Mujeres musulmanas y no musulmanas han aportado posiciones en defensa del derecho de la mujer a usar su cuerpo como le plazca. Reacciones desde movimientos civiles, culturales, confesionales y políticos se han manifestado en un debate que, desde mi humilde punto de vista, podría haber supuesto una oportunidad para reconciliar una realidad plural innegable con la percepción amplificada de defensa de “lo nuestro”. Sin embargo, estas mujeres han sido silenciadas, vapuleadas públicamente por opinar distinto, recibidas con un insultante paternalismo neocolonial que las asume como incapaces de ser personas críticas, cautivas de su propio ser. Son mujeres que se han visto pinzadas entre dos fascismos reactivos que se retroalimentan: la islamofobia y el fundamentalismo.

Su opinión no es pertinente. El debate las excluye de los movimientos feministas porque son víctimas del patriarcado por su mera adscripción confesional, admitiendo en consecuencia que el machismo, se produce única y exclusivamente en sociedades donde se halla presente el islam, convirtiendo en anécdota la brecha salarial de género que en nuestro país supera la media de la zona euro, o reduciendo a casos puntuales la lacra de la violencia de género.

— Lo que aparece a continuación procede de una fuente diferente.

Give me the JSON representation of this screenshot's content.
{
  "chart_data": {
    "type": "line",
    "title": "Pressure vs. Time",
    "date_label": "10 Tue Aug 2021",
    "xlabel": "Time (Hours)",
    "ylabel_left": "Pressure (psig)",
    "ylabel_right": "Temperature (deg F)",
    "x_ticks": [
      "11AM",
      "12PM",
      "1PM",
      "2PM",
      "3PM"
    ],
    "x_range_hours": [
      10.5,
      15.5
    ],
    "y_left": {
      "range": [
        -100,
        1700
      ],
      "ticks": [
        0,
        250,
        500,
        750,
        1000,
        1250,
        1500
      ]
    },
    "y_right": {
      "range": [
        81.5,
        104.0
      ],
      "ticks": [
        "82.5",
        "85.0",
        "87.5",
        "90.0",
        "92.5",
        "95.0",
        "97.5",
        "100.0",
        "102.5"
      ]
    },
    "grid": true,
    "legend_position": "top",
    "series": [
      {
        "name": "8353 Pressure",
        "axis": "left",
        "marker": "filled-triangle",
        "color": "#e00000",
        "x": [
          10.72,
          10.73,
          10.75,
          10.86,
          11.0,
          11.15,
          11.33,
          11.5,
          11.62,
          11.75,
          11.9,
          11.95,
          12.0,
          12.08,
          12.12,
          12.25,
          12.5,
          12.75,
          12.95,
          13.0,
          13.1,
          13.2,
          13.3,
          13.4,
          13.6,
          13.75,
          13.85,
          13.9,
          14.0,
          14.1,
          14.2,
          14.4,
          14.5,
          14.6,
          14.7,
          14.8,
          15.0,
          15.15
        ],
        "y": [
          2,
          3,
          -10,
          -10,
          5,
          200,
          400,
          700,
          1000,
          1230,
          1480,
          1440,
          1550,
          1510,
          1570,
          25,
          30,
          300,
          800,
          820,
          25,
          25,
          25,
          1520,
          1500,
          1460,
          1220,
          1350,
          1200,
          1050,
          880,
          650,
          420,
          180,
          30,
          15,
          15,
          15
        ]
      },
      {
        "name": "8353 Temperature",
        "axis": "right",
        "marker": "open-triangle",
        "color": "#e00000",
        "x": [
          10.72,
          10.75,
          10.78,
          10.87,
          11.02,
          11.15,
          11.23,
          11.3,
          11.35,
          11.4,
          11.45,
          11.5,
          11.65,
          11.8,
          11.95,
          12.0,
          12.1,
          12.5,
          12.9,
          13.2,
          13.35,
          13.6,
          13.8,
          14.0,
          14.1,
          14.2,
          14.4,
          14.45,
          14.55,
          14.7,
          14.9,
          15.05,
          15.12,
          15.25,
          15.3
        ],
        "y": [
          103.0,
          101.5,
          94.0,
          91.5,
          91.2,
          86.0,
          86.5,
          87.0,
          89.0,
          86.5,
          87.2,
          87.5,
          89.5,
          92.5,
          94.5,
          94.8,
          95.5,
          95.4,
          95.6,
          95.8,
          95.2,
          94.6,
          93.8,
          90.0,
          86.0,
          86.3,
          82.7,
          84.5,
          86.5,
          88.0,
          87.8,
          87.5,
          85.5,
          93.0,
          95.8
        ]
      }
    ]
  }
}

Ellas son las víctimas, son seres sin capacidad de decidir o pensar y hay que intervenir en pos de su libertad. Una lógica que suena mucho a la argumentación para invadir, bombardear y saquear en nombre de la democracia.

Se vuelven invisibles porque no saben lo que dicen, y no solamente ellas, sino todo ese movimiento feminista que en el mundo árabe y en Europa, se abre paso con todas las dificultadas que ello supone (de un lado y de otro), y que tú, desconocías. Se hacen más invisibles. Activistas como Sirin Sibai, Hayar Abderrahaman, Asma Lamrabet, Fatima Mernisi, Hanan Al Hroub, y otras muchas pasan a ser eso que Santiago Alba Rico denomina “unidad negativa inadmisible”, es decir, son inasumibles por su propia naturaleza. Mientras, del otro lado, son señaladas a su vez como pro-occidentales. Se las adjetiva impunemente como radicales o como colaboracionistas.

Conviene pues, también desconfiar de esos nuevos jueces que bajo el manto del laicismo pretenden imponer al otro cómo debe usar su libertad. Hay que valorar el paso al frente que están dando muchas mujeres y no sólo en el debate público mediante diferentes formas de participación, sino que hay que reconocer también a todas esas mujeres musulmanas árabes y europeas que están comprometidas con su sociedad, y que rutinariamente defienden los valores comunes, la justicia y la democracia, y todo ello haciéndolo desde la firme creencia de que con ello, también hacen islam. Sólo así, podrán/podremos salir de esa maldita pinza.